The title of today's blog is a Greek word you probably don't recognize, unless you can remember the Greek alphabet you learned in college.  Transliterated, it is "eulogia," and with that clue you may have figured out the translation - "eulogy."  After all, the transliteration is not too different from the translation.  When we hear or read it today we tend to think of funerals, because we have been taught that eulogies are given at funerals.  We don't really know what the word means, it just has to do with someone speaking at a funeral.

Eulogy means praise.  Literally, the word means "a good word."  Funerals are traditionally not the only occasion for eulogies.  A retirement party would also be a great time to hear eulogies, or praise of an individual.

"Eulogy. Praise of a person who has either the advantages of wealth and power, or the consideration to be dead".
--Ambrose Bierce

It is ironic that eulogies are now mostly reserved for funerals, because as a culture we increasingly critical and intolerant of one another.  I don't just mean politicians and media types who spew out venom about others with whom they disagree.  What is said into a microphone very often has little to do with praise.  Unless, of course, there is a funeral and then the bitterest of enemies suddenly fawn over the casket.  No, I refer to how vitriolic everyone is toward everyone else.  An honest examination often reveals that the vitriol from one to another comes in response to some wrong done by the other, which came in response to a wrong by the other which came....  I think you get my point, hurt people hurt people.  It's as if we are all on a merry-go-round with riders on two concentric circles.  Each round runs in opposition to the other.  As we pass those who have hurt us we reach out and slap them.  On the next round they slap us.  Rather than get off the merry-go-round, which should be renamed "misery-go-round," and declare "I go this far and no farther."  We continue in this cycle of insanity and pain.  Christ empowers us to make the change.

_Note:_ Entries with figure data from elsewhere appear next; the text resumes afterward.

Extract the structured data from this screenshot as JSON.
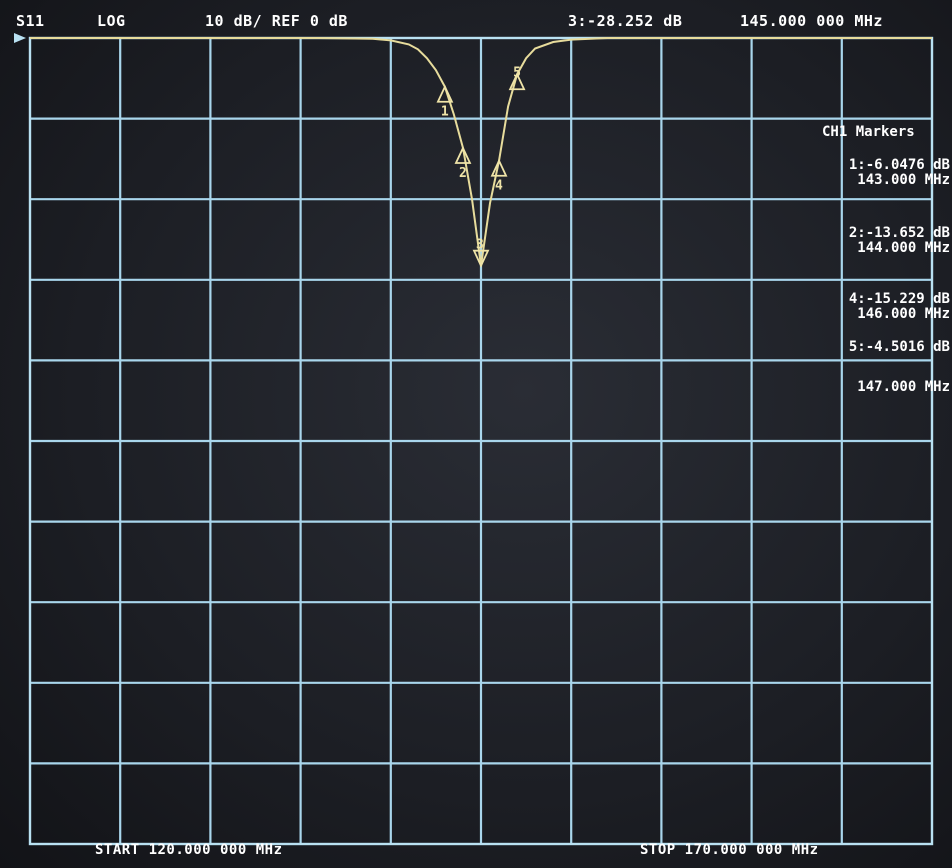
{
  "header": {
    "param": "S11",
    "format": "LOG",
    "scale": "10 dB/ REF 0 dB",
    "active_marker": "3:-28.252 dB",
    "active_freq": "145.000 000 MHz"
  },
  "footer": {
    "start": "START 120.000 000 MHz",
    "stop": "STOP 170.000 000 MHz"
  },
  "markers_panel": {
    "title": "CH1 Markers",
    "lines": [
      "1:-6.0476 dB",
      "143.000 MHz",
      "2:-13.652 dB",
      "144.000 MHz",
      "4:-15.229 dB",
      "146.000 MHz",
      "5:-4.5016 dB",
      "147.000 MHz"
    ]
  },
  "colors": {
    "grid": "#a9d6ec",
    "trace": "#e7dc9c",
    "text": "#ffffff",
    "background": "#1f2127"
  },
  "chart_data": {
    "type": "line",
    "title": "",
    "xlabel": "",
    "ylabel": "",
    "x_unit": "MHz",
    "y_unit": "dB",
    "xlim": [
      120,
      170
    ],
    "ylim": [
      -100,
      0
    ],
    "grid": true,
    "divisions": {
      "x": 10,
      "y": 10
    },
    "series": [
      {
        "x": [
          120,
          130,
          136,
          139,
          140,
          141,
          141.5,
          142,
          142.5,
          143,
          143.5,
          144,
          144.5,
          145,
          145.5,
          146,
          146.5,
          147,
          147.5,
          148,
          149,
          150,
          152,
          160,
          170
        ],
        "y": [
          0,
          0,
          0,
          -0.1,
          -0.3,
          -0.8,
          -1.4,
          -2.5,
          -4,
          -6.05,
          -9.5,
          -13.65,
          -20,
          -28.25,
          -20.5,
          -15.23,
          -8.5,
          -4.5,
          -2.5,
          -1.3,
          -0.5,
          -0.2,
          0,
          0,
          0
        ]
      }
    ],
    "markers": [
      {
        "id": "1",
        "x": 143,
        "y": -6.0476
      },
      {
        "id": "2",
        "x": 144,
        "y": -13.652
      },
      {
        "id": "3",
        "x": 145,
        "y": -28.252
      },
      {
        "id": "4",
        "x": 146,
        "y": -15.229
      },
      {
        "id": "5",
        "x": 147,
        "y": -4.5016
      }
    ]
  }
}
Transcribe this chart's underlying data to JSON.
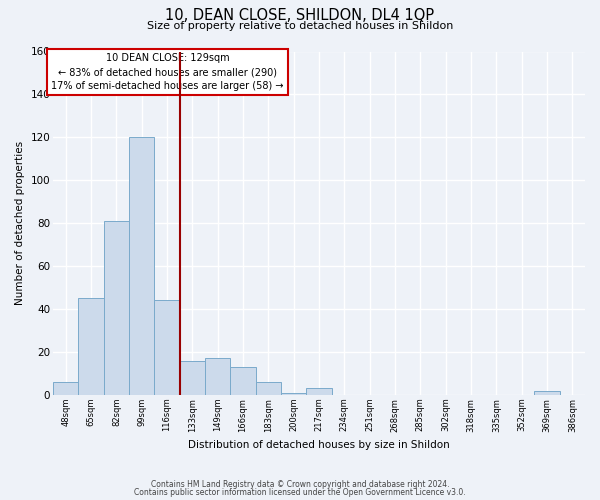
{
  "title": "10, DEAN CLOSE, SHILDON, DL4 1QP",
  "subtitle": "Size of property relative to detached houses in Shildon",
  "xlabel": "Distribution of detached houses by size in Shildon",
  "ylabel": "Number of detached properties",
  "bin_labels": [
    "48sqm",
    "65sqm",
    "82sqm",
    "99sqm",
    "116sqm",
    "133sqm",
    "149sqm",
    "166sqm",
    "183sqm",
    "200sqm",
    "217sqm",
    "234sqm",
    "251sqm",
    "268sqm",
    "285sqm",
    "302sqm",
    "318sqm",
    "335sqm",
    "352sqm",
    "369sqm",
    "386sqm"
  ],
  "bar_values": [
    6,
    45,
    81,
    120,
    44,
    16,
    17,
    13,
    6,
    1,
    3,
    0,
    0,
    0,
    0,
    0,
    0,
    0,
    0,
    2,
    0
  ],
  "bar_color": "#ccdaeb",
  "bar_edge_color": "#7aaacb",
  "ylim": [
    0,
    160
  ],
  "yticks": [
    0,
    20,
    40,
    60,
    80,
    100,
    120,
    140,
    160
  ],
  "vline_color": "#990000",
  "annotation_lines": [
    "10 DEAN CLOSE: 129sqm",
    "← 83% of detached houses are smaller (290)",
    "17% of semi-detached houses are larger (58) →"
  ],
  "bg_color": "#eef2f8",
  "grid_color": "#ffffff",
  "footer_line1": "Contains HM Land Registry data © Crown copyright and database right 2024.",
  "footer_line2": "Contains public sector information licensed under the Open Government Licence v3.0."
}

Forgiveness and reconciliation is the central theme of God's word.  Jesus did not just offer it to us, he instructed us on how to incorporate the spirit of forgiveness in our daily lives.  He further places upon us the onus of viewing all others from a different perspective.  Paul, in his letter to the Ephesians, reminds us that yes, there is a war, but we battle spiritual evil and "our struggle is not against flesh and blood."  God battles Satan and his allies FOR people, He does not battle people for Satan.

James 3:9-12 (NIV)
9 With the tongue we praise our Lord and Father, and with it we curse human beings, who have been made in God’s likeness. 10 Out of the same mouth come praise and cursing. My brothers and sisters, this should not be. 11 Can both fresh water and salt water flow from the same spring? 12 My brothers and sisters, can a fig tree bear olives, or a grapevine bear figs? Neither can a salt spring produce fresh water.